大きくはないけれど、くりっとした可愛らしい目元に、長いまつげ。いつもにこにこしていて、いつも髪の毛をちょっと内巻きにいていた。
いや、内巻きにしていたのは高校からだったっけ。
ああ、そうだ。美和子は高校も一緒だった。
小学校から高校までずっと一緒に登下校をしていた。
いつだって笑ってて、そばにいるだけで勇気が湧いてくるような元気さがあった。たくさんの友達に囲まれている彼女の、一番の友人であることが、私にとっても自慢だった。
真面目で、誰よりも一生懸命で、バレー部の県大会で準優勝したとき、彼女は二年でただひとりのレギュラーメンバーに選ばれていたっけ。
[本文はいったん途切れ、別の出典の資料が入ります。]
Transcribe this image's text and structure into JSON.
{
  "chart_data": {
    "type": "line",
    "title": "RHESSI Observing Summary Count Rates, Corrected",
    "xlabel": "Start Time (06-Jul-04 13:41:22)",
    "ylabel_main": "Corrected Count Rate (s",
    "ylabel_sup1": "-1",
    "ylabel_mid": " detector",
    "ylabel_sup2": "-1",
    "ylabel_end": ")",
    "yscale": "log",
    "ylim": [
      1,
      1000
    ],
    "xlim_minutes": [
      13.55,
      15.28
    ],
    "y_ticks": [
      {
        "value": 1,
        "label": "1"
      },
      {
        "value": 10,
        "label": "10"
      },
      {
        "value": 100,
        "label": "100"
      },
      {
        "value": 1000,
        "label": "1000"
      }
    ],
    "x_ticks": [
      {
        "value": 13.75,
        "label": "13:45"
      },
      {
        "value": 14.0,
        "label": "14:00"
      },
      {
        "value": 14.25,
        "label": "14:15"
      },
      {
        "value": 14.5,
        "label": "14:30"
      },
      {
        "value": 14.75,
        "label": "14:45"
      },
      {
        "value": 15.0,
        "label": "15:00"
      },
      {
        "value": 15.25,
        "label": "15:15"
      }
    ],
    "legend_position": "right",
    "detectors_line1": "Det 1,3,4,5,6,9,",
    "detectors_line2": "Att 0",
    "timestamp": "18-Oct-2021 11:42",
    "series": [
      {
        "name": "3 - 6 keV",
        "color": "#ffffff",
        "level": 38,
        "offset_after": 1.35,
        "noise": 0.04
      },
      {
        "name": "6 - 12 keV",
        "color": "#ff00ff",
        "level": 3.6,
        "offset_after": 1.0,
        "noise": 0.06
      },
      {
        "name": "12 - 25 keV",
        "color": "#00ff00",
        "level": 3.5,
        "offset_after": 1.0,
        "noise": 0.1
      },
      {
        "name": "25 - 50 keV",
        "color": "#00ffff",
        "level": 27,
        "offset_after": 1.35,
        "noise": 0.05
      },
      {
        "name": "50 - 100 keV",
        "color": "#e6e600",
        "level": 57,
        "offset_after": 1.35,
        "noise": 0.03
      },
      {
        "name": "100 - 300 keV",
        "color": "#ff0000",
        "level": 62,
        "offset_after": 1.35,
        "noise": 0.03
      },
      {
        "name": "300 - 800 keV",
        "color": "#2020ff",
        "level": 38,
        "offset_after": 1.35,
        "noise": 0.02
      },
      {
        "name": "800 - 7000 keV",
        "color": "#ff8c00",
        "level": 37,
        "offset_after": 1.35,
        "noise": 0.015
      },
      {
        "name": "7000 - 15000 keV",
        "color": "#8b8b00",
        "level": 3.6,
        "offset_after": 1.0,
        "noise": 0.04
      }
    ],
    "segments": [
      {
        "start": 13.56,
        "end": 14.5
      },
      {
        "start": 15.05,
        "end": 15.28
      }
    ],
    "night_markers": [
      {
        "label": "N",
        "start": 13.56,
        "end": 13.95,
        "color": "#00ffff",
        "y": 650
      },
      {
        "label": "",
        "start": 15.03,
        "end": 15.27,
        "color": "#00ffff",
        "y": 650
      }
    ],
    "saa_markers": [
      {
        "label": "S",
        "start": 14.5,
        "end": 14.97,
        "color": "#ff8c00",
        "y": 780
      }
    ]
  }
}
誰よりも高く飛び、誰よりもコートの中で必死にボールを追いかけて、汗を流して声をあげていた。
『来年は一緒に優勝しようね!』
負けたあと、涙を堪えながら私にそう言った。
『頑張ろうね!』
その言葉の通り、美和子は頑張っていた。
自分に目標を掲げ、それを叫び、有言実行できる強さを持ち合わせていた。遅くまで部活に励み、それを苦とも思わないで笑っていられる人。
恋も、友情も、部活も、いつも全力だったし、いつもそれを手に入れることのできる魅力と才能があったんだ。美和子と一緒に毎日のように残ってバレーの練習をしても、補欠にすら選ばれなかった私とは違って——。
美和子のことだから、私が学校に来ないこと、心配しているだろうなあ。小学校のころ、私が二、三日学校を休んだときも、毎日心配して家に来てくれたっけ。
「ちょっといいか?」
ぼんやりと美和子のことを懐かしく思いながら歩いていると、前にいた壱くんが立ち止まって私を振り返った。そばにはバス停があって、いつの間にか坂道も終わっている。
「ここ寄っていいか?」
そう言って、バス停の向かいにある高いフェンスに視線を動かした。その先にはグラウンドが広がっている。フェンスが高いのはボールが道路に飛び出さないためのものだろう。
壱くんが自転車のスタンドを立ててグラウンドの方に向かったのを見て、私も慌てて隣に自転車を止めた。その間、黒猫もそわそわと狭いかごの中を動き回っていて、抱きかかえるとすぐに飛び降りて壱くんを追いかける。